What it had done was force me to grow up. I knew I had a long way to go in that regard. I had a lot to learn about love and what it meant to be in a committed relationship. My first three years of high school, I’d sort of run wild, especially when I was in LA. As far as I was concerned, Vegas needed to give up its ‘Sin City’ nickname to LA. The thought of going back there, with all the temptations, had me worried.

Then I relaxed as I thought about Brook. We both knew that we were probably not a forever couple. Not many high school relationships were. That didn’t mean that we weren’t a good fit or didn’t care about each other. I honestly thought I loved her.

Falling in love was one of the most exciting, rewarding, and scariest experiences I’d ever had. The frightening part was putting yourself out there. I’d decided that I’d just had a bad run of luck in that department. It was either that, or I couldn’t understand why anyone would risk it. I ticked off all the women who had hurt me: Tracy, twice; Eve Holliday; Harper; and finally, Tami, who’d done a number on me too many times to count.

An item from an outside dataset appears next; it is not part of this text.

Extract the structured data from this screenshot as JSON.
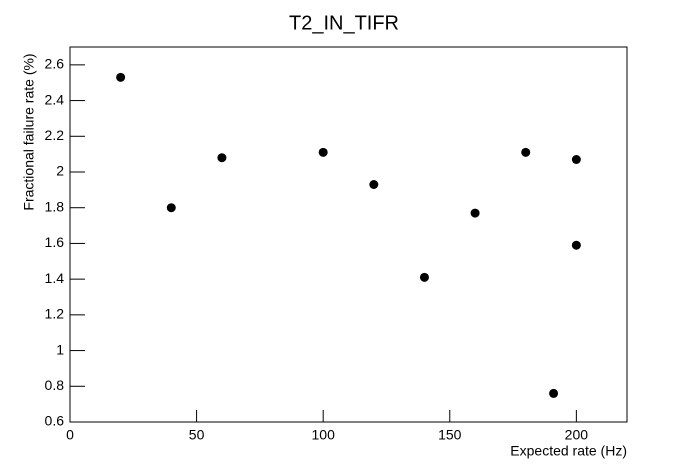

Tami was the big one, though. I had always assumed that she was the one for me and tried everything I knew to win her over. The last time she’d rejected me, my ego had taken a big hit. How could Tami say no to me? In my mind, we were a team where it was us against the world, and we planned to conquer it. What I found was she said she loved me … but not right now. It would be some fantasy ‘someday’ scenario.

Then Brandon had staged it to appear that she and Alan slept together. As horrible as that turned out to be when we discovered he’d raped her, it probably saved me. The sight of the two of them naked in bed and the used condom had finally changed my expectations. It put me in the frame of mind that maybe Tami wasn’t who I would end up with. To be honest, I still didn’t know who that ultimately would be.

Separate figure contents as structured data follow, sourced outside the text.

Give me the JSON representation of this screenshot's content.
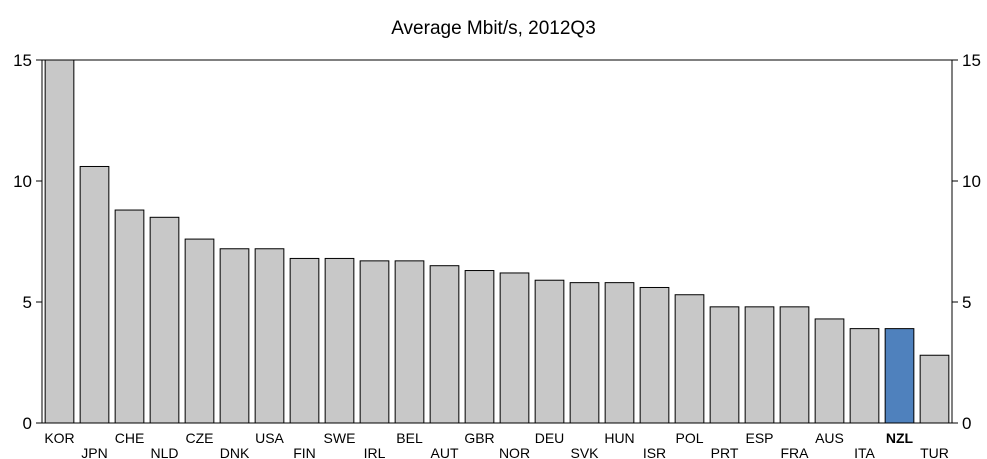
{
  "chart_data": {
    "type": "bar",
    "title": "Average Mbit/s, 2012Q3",
    "xlabel": "",
    "ylabel": "",
    "ylim": [
      0,
      15
    ],
    "yticks": [
      0,
      5,
      10,
      15
    ],
    "grid": false,
    "categories": [
      "KOR",
      "JPN",
      "CHE",
      "NLD",
      "CZE",
      "DNK",
      "USA",
      "FIN",
      "SWE",
      "IRL",
      "BEL",
      "AUT",
      "GBR",
      "NOR",
      "DEU",
      "SVK",
      "HUN",
      "ISR",
      "POL",
      "PRT",
      "ESP",
      "FRA",
      "AUS",
      "ITA",
      "NZL",
      "TUR"
    ],
    "values": [
      15.0,
      10.6,
      8.8,
      8.5,
      7.6,
      7.2,
      7.2,
      6.8,
      6.8,
      6.7,
      6.7,
      6.5,
      6.3,
      6.2,
      5.9,
      5.8,
      5.8,
      5.6,
      5.3,
      4.8,
      4.8,
      4.8,
      4.3,
      3.9,
      3.9,
      2.8
    ],
    "highlight": "NZL",
    "colors": {
      "bar": "#c8c8c8",
      "highlight": "#4f81bd",
      "outline": "#000000"
    }
  }
}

It had taken me almost a year to get over her. I know it sounds crazy that even after all the anguish, I would still have deep feelings for Tami. But she’d always been ‘the one’ in my mind, the girl I just knew I would grow old with. I still had knee-jerk reactions when I was around her. As much as I might want to, I doubt I would get entirely past that anytime soon.

I’m sure that an uninterested bystander would think I was crazy to have had the kind of feelings I had for Tami. That’s just it, though: love isn’t logical. That was why it was dangerous to tell someone that their boyfriend or girlfriend wasn’t right for them. When it’s you, you don’t see it. Even worse, you don’t appreciate being told that.

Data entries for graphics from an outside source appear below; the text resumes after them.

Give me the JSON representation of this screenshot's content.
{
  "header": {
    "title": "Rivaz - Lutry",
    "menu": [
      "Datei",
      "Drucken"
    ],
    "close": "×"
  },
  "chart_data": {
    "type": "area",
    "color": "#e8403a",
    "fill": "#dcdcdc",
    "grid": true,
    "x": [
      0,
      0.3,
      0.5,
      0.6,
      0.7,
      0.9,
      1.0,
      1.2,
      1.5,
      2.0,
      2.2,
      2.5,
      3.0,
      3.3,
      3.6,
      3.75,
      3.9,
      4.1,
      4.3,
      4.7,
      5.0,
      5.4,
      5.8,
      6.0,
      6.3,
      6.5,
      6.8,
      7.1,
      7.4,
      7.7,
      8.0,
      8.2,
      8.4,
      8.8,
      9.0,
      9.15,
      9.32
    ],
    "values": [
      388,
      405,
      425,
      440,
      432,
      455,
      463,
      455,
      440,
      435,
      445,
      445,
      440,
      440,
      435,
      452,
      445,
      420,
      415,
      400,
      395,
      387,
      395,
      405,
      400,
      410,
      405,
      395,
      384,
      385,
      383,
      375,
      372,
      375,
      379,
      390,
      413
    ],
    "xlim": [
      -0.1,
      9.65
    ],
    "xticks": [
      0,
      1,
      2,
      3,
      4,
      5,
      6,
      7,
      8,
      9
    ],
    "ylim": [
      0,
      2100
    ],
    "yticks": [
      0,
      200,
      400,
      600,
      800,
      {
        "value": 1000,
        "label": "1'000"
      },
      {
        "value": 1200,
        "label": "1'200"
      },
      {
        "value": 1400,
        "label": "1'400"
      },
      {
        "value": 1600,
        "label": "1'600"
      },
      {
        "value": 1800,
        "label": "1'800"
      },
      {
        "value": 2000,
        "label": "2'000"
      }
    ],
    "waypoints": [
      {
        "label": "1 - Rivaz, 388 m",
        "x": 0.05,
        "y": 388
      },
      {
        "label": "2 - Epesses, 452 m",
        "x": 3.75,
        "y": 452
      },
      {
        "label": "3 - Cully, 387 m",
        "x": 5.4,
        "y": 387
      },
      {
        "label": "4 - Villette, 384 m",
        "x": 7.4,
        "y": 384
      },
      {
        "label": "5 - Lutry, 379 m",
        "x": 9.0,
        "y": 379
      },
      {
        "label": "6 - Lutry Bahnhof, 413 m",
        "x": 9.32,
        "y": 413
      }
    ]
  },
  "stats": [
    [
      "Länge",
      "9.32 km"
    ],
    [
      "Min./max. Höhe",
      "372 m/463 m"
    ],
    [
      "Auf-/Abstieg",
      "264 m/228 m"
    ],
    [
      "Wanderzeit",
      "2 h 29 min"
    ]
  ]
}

When I finally opened up, and Brook and I got together, I discovered I had never experienced true love. Once you’re in love with someone, it was hard to remember how you lived without them. I honestly wondered how I’d managed to elude love for the entirety of my life before Brook. I’m sure everyone experiences love differently, and at different times in their lives. Even the meaning of love is extremely subjective, but I say with confidence that anyone who’s experienced it knows it’s the best feeling ever. Yes, even better than sex.

I found I might have a permanent smile on my face. I even kept it when Precious decided that my chest was warm and wanted to lie on it.

“Good morning, Precious. How’s your day going?” I asked as I rubbed her chest, and she began to purr.